Una considerazione mi ha colpito tra tutte e la trascrivo pari pari come si legge a pag. 18-19: “La strategia di ritirata dei cosacchi si basava sul vincolo fondamentale di non cedere le armi ai partigiani Rossi ed agli slavi, per evitare di essere consegnati ai Sovietici in base agli accordi di Yalta. Sia pure su fronti opposti, quindi, questa strategia era involontariamente consonante con quella della liberazione operata dai Verdi, che intendevano salvaguardare il territorio friulano dalle infiltrazioni ed occupazione slava… La presenza cosacca, che è stata sostituita da quella inglese immediatamente successiva, ha impedito, a differenza dei tragici giorni di Trieste, che i “liberatori” jugoslavi raggiungessero il Tagliamento e potessero vantare nei confronti del Friuli diritti territoriali scaturiti dagli accordi di Yalta.” In altre parole: la tempistica della ritirata cosacca che ha atteso in armi l’arrivo degli inglesi, ha impedito agli slavi di occupare manu militari il Friuli e la Carnia, con conseguenze facilmente immaginabili.

Altra considerazione importante sottolineate dal libro: il comportamento umanitario tenuto dagli abitanti di Ovaro nei confronti delle vittime cosacche (soldati, donne e bambini feriti o uccisi), fece si che la ritorsione cosacca successiva non degenerasse in azioni ancora più crudeli e lunghe di quanto in realtà avvenne.

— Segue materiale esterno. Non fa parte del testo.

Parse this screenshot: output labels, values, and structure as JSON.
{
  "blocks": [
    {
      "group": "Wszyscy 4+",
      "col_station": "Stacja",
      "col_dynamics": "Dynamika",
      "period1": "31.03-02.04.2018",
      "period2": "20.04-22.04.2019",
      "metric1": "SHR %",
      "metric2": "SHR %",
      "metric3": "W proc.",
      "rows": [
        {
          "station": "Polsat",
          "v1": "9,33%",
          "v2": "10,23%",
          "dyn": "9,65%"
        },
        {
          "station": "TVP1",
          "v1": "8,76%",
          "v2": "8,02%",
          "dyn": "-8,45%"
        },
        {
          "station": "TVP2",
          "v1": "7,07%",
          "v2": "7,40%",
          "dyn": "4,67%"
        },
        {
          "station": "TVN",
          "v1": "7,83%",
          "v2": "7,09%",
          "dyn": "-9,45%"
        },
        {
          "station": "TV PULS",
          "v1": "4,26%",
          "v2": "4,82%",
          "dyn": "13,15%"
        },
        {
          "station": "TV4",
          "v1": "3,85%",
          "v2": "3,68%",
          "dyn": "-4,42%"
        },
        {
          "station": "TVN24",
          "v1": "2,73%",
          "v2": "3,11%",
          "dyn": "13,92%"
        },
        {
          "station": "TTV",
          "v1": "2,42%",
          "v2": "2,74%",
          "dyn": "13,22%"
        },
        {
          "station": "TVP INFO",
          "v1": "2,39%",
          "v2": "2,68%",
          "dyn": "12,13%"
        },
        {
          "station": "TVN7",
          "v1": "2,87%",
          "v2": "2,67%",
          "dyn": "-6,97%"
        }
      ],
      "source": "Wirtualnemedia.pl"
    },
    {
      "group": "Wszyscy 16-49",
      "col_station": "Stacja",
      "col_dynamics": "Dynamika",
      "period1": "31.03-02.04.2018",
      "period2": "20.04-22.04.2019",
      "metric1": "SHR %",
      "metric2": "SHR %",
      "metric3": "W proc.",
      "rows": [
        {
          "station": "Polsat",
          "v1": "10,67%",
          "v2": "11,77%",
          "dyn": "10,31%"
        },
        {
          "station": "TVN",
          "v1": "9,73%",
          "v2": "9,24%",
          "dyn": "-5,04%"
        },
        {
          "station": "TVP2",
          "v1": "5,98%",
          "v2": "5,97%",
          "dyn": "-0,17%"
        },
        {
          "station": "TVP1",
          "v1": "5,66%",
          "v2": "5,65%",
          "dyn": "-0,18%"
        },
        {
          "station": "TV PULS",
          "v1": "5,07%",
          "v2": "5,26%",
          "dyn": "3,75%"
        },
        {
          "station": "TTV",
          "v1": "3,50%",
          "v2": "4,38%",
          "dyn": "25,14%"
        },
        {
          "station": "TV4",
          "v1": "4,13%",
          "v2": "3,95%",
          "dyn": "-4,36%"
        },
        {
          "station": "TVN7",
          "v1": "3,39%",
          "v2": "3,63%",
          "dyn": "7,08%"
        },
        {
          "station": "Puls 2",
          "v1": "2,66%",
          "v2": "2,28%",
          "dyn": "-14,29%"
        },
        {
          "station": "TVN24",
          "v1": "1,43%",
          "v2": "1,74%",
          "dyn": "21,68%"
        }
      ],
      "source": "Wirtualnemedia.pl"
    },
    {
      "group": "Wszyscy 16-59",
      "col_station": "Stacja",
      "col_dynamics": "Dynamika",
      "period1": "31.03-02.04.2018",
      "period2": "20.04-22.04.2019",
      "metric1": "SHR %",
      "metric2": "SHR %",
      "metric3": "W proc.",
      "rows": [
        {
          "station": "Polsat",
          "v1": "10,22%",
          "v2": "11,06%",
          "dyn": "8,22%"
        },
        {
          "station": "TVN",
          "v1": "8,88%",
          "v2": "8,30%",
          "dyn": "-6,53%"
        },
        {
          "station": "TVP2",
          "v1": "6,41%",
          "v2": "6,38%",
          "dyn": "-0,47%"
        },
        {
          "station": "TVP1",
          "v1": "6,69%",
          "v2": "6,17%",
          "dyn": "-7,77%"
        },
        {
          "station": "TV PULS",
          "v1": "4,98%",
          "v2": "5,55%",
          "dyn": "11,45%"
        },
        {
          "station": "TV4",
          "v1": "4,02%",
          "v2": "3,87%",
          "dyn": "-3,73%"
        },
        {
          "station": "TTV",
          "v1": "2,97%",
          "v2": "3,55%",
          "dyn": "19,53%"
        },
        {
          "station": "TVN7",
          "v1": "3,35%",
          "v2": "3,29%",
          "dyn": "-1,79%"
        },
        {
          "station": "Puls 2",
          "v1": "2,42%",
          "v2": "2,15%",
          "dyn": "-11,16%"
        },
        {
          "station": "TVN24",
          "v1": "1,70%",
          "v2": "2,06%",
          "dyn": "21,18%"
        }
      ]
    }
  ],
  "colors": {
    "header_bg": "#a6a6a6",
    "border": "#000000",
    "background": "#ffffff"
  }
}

Leggendo queste pagine vive e quasi registrate in presa diretta dai testimoni e dai documenti, si ha le sensazione di assistere quasi all’ autopsia di un evento, alla ricerca di cause ed errori, di responsabilità e di omissioni.

Quest’autopsia storico-letteraria porta alla fine ad una diagnosi precisa ed ineludibile, circa le responsabilità di ciò che avvenne: lascio volentieri al lettore interessato individuarle e scoprirle.

Un gran bel libro dunque, appassionante e coinvolgente, che, pur riproponendo e rivisitando un limitato lembo di storia carnica recente, offre le coordinate precise di ciò che avvenne nel 1944-45, durante l’occupazione e la ritirata cosacco-caucasica in Carnia.

Due piccoli nei: talune ripetizioni nel testo e soprattutto una copertina che appare lievemente sovraffollata e un po’ confusionaria (non ha troppo appeal).